Singapore’s non-oil domestic exports were reported to have dropped 8.7% year-on-year in June, while marking the fifth straight month of decline.
The data followed a revised 0.7% contraction in May.
A consensus of analyst estimates had pointed to a much slower drop, by 1.2% YoY.
In June, shipments of electronic products shrank 9.5% YoY, following a 19.6% surge in May, dragged down by sales of telecommunication equipment (-50.5% YoY), disk media (-25.4% YoY) and integrated circuits (-8% YoY).
In the meantime, shipments of non-electronic products decreased at a faster pace in June, by 8.5% YoY, compared to a 6.1% slump in May. Those exports were pressured by lower sales of non-monetary gold (-51.1% YoY), food preparations (-16.3% YoY) and specialized machinery (-10.3% YoY).

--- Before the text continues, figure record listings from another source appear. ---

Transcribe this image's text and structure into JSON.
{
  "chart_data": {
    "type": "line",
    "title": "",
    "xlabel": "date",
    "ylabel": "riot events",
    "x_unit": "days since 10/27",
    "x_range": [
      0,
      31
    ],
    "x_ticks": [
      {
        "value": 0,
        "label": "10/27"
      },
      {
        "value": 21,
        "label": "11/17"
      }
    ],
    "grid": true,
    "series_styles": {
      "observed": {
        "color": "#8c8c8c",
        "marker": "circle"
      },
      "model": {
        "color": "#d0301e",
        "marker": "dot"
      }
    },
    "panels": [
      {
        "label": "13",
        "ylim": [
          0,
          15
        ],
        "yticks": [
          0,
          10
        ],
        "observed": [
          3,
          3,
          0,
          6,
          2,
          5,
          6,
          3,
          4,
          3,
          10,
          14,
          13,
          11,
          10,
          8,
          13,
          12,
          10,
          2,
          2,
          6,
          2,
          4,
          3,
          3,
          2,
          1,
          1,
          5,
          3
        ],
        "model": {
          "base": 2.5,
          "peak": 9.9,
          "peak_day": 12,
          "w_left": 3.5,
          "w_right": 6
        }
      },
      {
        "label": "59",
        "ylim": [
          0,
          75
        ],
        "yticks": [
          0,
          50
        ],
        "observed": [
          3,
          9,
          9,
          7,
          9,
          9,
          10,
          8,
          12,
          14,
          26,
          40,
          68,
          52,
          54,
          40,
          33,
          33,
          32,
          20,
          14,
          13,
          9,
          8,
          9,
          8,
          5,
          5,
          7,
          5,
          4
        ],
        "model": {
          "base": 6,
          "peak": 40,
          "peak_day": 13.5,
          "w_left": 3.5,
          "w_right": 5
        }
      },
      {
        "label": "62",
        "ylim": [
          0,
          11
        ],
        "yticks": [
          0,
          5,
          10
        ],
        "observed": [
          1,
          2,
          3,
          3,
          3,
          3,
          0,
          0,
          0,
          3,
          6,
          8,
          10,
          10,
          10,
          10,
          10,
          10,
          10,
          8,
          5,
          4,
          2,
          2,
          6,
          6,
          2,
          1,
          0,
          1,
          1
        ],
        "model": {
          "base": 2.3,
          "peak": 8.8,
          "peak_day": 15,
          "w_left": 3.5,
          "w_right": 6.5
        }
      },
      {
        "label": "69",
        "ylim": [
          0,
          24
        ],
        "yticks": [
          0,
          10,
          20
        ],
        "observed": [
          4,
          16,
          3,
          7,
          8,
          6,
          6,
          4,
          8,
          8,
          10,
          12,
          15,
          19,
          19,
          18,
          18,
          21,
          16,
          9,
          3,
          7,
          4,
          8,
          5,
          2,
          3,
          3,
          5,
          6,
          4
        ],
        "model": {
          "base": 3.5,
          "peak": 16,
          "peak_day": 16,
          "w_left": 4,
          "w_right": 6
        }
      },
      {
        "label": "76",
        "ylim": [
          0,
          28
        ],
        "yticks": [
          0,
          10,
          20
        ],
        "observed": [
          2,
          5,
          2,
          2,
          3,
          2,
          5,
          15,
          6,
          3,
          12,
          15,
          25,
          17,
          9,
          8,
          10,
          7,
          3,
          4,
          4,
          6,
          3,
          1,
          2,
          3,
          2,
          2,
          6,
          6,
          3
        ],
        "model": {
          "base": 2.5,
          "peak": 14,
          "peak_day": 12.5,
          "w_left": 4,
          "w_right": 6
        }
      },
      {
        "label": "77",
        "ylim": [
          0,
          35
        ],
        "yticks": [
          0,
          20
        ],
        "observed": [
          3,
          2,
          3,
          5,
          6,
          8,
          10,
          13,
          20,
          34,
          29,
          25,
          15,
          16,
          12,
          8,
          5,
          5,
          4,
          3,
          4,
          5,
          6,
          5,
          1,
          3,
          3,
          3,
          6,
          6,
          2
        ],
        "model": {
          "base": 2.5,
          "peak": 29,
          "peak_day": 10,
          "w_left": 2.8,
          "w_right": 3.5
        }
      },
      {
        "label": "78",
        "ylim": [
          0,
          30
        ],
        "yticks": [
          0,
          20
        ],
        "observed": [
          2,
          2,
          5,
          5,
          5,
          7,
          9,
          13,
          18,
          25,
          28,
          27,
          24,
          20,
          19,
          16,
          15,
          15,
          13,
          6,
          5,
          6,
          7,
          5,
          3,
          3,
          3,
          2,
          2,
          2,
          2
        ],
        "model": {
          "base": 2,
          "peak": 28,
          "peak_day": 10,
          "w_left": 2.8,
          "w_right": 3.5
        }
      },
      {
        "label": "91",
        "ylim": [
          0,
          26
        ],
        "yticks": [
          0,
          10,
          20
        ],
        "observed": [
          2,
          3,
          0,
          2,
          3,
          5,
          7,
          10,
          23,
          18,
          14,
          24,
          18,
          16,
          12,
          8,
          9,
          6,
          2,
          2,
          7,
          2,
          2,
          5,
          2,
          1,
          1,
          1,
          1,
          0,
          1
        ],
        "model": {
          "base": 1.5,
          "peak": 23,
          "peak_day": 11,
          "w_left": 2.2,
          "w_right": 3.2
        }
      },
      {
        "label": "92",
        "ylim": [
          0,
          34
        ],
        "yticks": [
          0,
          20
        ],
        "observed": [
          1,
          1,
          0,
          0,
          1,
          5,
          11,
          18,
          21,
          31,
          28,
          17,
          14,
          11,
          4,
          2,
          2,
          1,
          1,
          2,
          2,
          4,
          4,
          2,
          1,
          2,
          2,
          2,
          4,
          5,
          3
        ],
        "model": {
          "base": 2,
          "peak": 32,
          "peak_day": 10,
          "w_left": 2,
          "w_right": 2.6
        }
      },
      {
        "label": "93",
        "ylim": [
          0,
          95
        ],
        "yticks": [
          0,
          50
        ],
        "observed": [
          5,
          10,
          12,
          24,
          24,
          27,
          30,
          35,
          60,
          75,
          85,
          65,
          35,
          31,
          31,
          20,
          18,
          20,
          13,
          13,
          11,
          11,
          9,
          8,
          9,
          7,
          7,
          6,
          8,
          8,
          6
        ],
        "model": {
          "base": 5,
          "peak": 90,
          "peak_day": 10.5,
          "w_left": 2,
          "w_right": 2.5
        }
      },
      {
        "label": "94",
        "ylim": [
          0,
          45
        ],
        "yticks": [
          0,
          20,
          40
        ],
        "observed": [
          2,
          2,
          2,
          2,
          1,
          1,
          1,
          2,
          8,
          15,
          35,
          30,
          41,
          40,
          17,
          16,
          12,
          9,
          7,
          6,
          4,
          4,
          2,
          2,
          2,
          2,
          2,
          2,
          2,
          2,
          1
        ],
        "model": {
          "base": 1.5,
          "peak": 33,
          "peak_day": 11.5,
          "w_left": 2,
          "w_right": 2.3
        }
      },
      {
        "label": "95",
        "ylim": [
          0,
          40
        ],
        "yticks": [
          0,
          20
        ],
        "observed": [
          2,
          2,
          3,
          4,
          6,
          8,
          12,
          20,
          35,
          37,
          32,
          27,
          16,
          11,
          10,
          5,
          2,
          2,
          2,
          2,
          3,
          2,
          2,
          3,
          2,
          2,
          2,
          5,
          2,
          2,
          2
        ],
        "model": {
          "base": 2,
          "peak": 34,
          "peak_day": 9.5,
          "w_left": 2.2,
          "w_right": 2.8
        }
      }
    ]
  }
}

Among trading partners, Singapore’s shipments decreased to Hong Kong (-41.9% YoY), the United States (-21.3% YoY), Taiwan (-20.2% YoY), South Korea (-19.1% YoY), China (-11.2% YoY) and to Japan (-7.6% YoY).
The Singaporean Dollar was 0.13% firmer on the day against its US counterpart, with the USD/SGD currency pair last trading at 1.3424.
Risk sentiment seems to be improving, according to Maybank analysts, as they cited a drop in US Treasury yields and Monday’s Wall Street rally.